President Nana Addo Dankwa Akufo-Addo yesterday launched a programme for the evaluation of Ghana’s National Anti-Corruption Action Plan (NACAP) for a sustained fight against corruption in both the public and private sectors.

The original NACAP strategic plan was launched 10 years ago as a coordinated policy document for combating corruption in Ghana, with the objective of building public capacity to condemn and fight corruption and make it a high-risk, low-gain activity.

It also institutionalised efficiency, accountability and transparency in the public, private and not-for-profit sectors, engaged individuals, the media and civil society organisations in reporting and combating corruption; and conducted effective investigations and prosecution of corrupt conduct.

The maiden NACAP report will be ready in June 2024, but the evaluation that has been launched will inform NACAP Two.

The launch attracted heads of various anti-corruption institutions, including the Attorney-General and Minister of Justice, the Special Prosecutor, the Commission on Human Rights and Administrative Justice and the Economic and Organised Crime Office.

Implementation

Addressing the high-level national conference at the Jubilee House, President Akufo-Addo said after almost 10 years of implementing NACAP, there was a need to understand how the Action Plan had contributed to reducing corruption in Ghana and to make necessary adjustments to the policies and institutional arrangements based on the evaluation results.

He explained that the evaluation was important to assess the contribution of NACAP to the fight against corruption in all spheres and to form the basis for developing NACAP Two from 2025 to 2034.

He added that this underscored the importance of the evaluation exercise, and urged stakeholders to support it.

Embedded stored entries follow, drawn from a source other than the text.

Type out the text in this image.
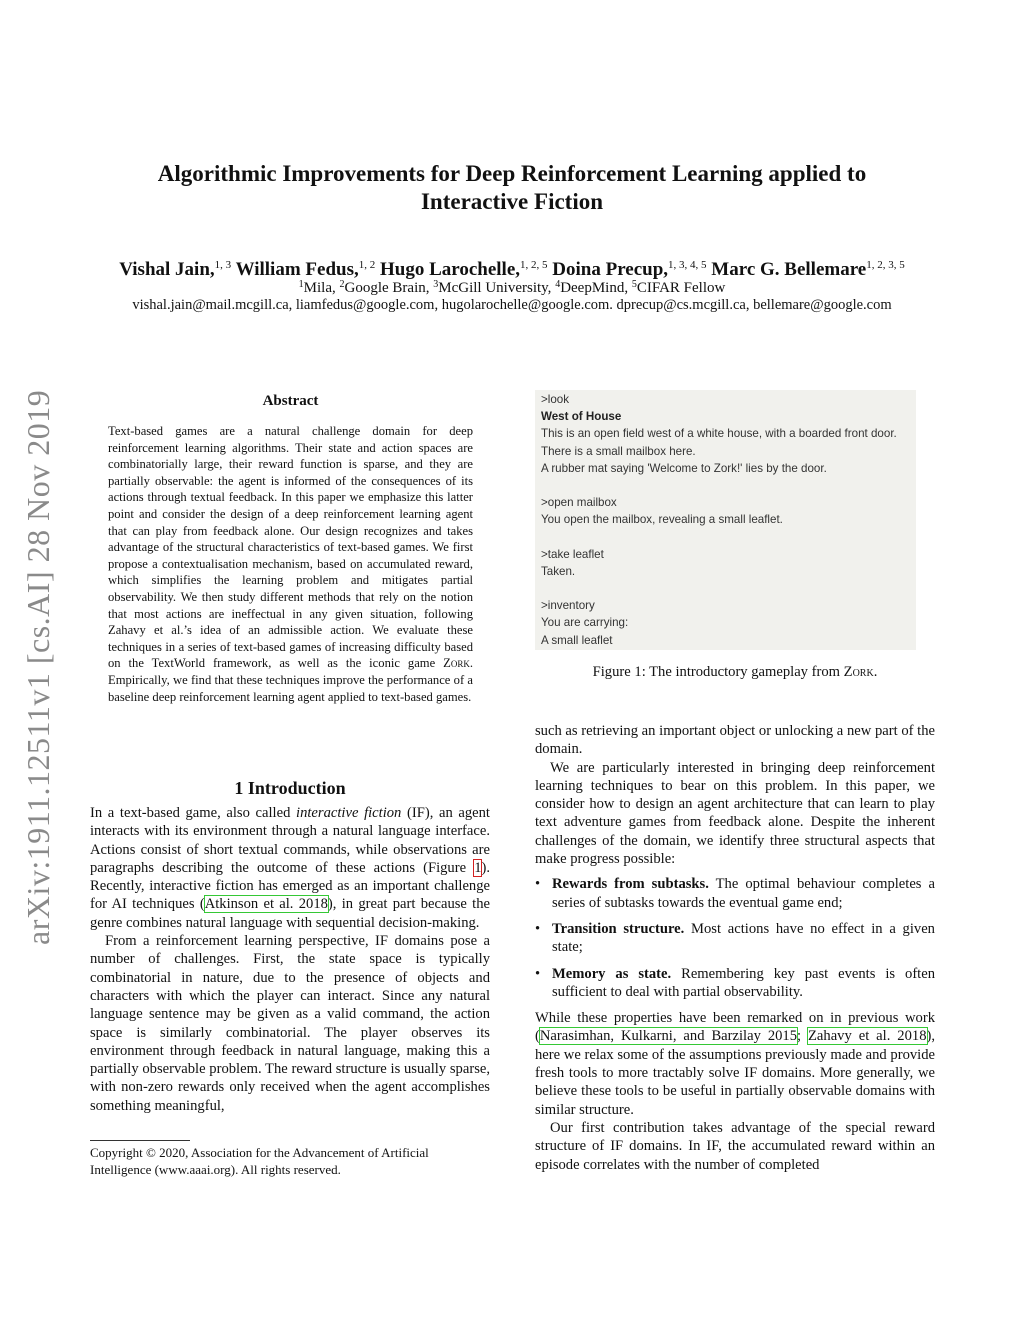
arXiv:1911.12511v1 [cs.AI] 28 Nov 2019
Algorithmic Improvements for Deep Reinforcement Learning applied to
Interactive Fiction
Vishal Jain,$^{1, 3}$ William Fedus,$^{1, 2}$ Hugo Larochelle,$^{1, 2, 5}$ Doina Precup,$^{1, 3, 4, 5}$ Marc G. Bellemare$^{1, 2, 3, 5}$
$^1$Mila, $^2$Google Brain, $^3$McGill University, $^4$DeepMind, $^5$CIFAR Fellow
vishal.jain@mail.mcgill.ca, liamfedus@google.com, hugolarochelle@google.com. dprecup@cs.mcgill.ca, bellemare@google.com
Abstract
Text-based games are a natural challenge domain for deep reinforcement learning algorithms. Their state and action spaces are combinatorially large, their reward function is sparse, and they are partially observable: the agent is informed of the consequences of its actions through textual feedback. In this paper we emphasize this latter point and consider the design of a deep reinforcement learning agent that can play from feedback alone. Our design recognizes and takes advantage of the structural characteristics of text-based games. We first propose a contextualisation mechanism, based on accumulated reward, which simplifies the learning problem and mitigates partial observability. We then study different methods that rely on the notion that most actions are ineffectual in any given situation, following Zahavy et al.’s idea of an admissible action. We evaluate these techniques in a series of text-based games of increasing difficulty based on the TextWorld framework, as well as the iconic game Zork. Empirically, we find that these techniques improve the performance of a baseline deep reinforcement learning agent applied to text-based games.
1 Introduction

In a text-based game, also called interactive fiction (IF), an agent interacts with its environment through a natural language interface. Actions consist of short textual commands, while observations are paragraphs describing the outcome of these actions (Figure 1). Recently, interactive fiction has emerged as an important challenge for AI techniques (Atkinson et al. 2018), in great part because the genre combines natural language with sequential decision-making.

From a reinforcement learning perspective, IF domains pose a number of challenges. First, the state space is typically combinatorial in nature, due to the presence of objects and characters with which the player can interact. Since any natural language sentence may be given as a valid command, the action space is similarly combinatorial. The player observes its environment through feedback in natural language, making this a partially observable problem. The reward structure is usually sparse, with non-zero rewards only received when the agent accomplishes something meaningful,

Copyright © 2020, Association for the Advancement of Artificial Intelligence (www.aaai.org). All rights reserved.
>look
West of House
This is an open field west of a white house, with a boarded front door.
There is a small mailbox here.
A rubber mat saying 'Welcome to Zork!' lies by the door.
>open mailbox
You open the mailbox, revealing a small leaflet.
>take leaflet
Taken.
>inventory
You are carrying:
A small leaflet
Figure 1: The introductory gameplay from Zork.

such as retrieving an important object or unlocking a new part of the domain.

We are particularly interested in bringing deep reinforcement learning techniques to bear on this problem. In this paper, we consider how to design an agent architecture that can learn to play text adventure games from feedback alone. Despite the inherent challenges of the domain, we identify three structural aspects that make progress possible:

• Rewards from subtasks. The optimal behaviour completes a series of subtasks towards the eventual game end;
• Transition structure. Most actions have no effect in a given state;
• Memory as state. Remembering key past events is often sufficient to deal with partial observability.

While these properties have been remarked on in previous work (Narasimhan, Kulkarni, and Barzilay 2015; Zahavy et al. 2018), here we relax some of the assumptions previously made and provide fresh tools to more tractably solve IF domains. More generally, we believe these tools to be useful in partially observable domains with similar structure.

Our first contribution takes advantage of the special reward structure of IF domains. In IF, the accumulated reward within an episode correlates with the number of completed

“Mindful of the enormity of the task involved in evaluating anti-corruption interventions, strategies and action plans, an evaluation team of diverse expertise, including those in political science, economics, communication and gender, have been constituted to evaluate the maiden NACAP,” President Akufo-Addo added.

The evaluation team is made up of national evaluators led by the Ghana Statistical Service, and supported by international evaluators from the United Nations Office on Drugs and Crime to benchmark evaluation exercises with international best practices and guarantee credibility.

President Akufo-Addo said it was expected that a high-quality evaluation of NACAP would be conducted utilising a wide range of information sources with several appropriate methods and tools.

Fighting

Fighting corruption, the President added, was a shared responsibility, and that it was the reason why “we must all see the evaluation of the maiden NACAP and the development of NACAP Two as the responsibility of all stakeholders in this nation, citizens and non-citizens alike”.

He urged stakeholders to give the exercise the priority it deserved, provide open and honest responses and inputs, and offer their support and cooperation to ensure a successful evaluation, stressing that the public must “embrace it as a beneficial learning tool rather than a threatening scrutiny”.

Mobilisation

President Akufo-Addo said NACAP had been one of the major strategies and tools guiding the mobilisation of efforts and resources of stakeholders, including government public sector institutions, civil society private sector individuals and the media, to prevent and fight corruption.

NACAP, he explained, was developed to align with standard global indicators, local knowledge of corruption and other anti-corruption measures on the premise that conventional anti-corruption approaches had consistently not yielded anticipated results.

“It is gratifying to note that since 2015 when the implementation of the plan commenced, Ghana has made significant progress in fighting corruption,” he said.

Activities

The Deputy Commissioner of CHRAJ, Richard Quayson, said the NACAP Plan had 135 broad activities for implementation by stakeholders towards the realisation of the four strategic objectives.

He explained that although the executive had primary responsibility for implementing NACAP, the government put together the NACAP High-Level Implementation Committee (HiLIC), chaired by the Chief of Staff of the Office of the President, with representation from the public, private and civil society sectors to ensure the country benefited from the collective wisdom and efforts of all stakeholders under the banner “Ghana United Against Corruption”.

He stated that NACAP had played a pivotal role in strengthening Ghana’s commitment to the ideals of transparency, accountability and integrity over the past nine years.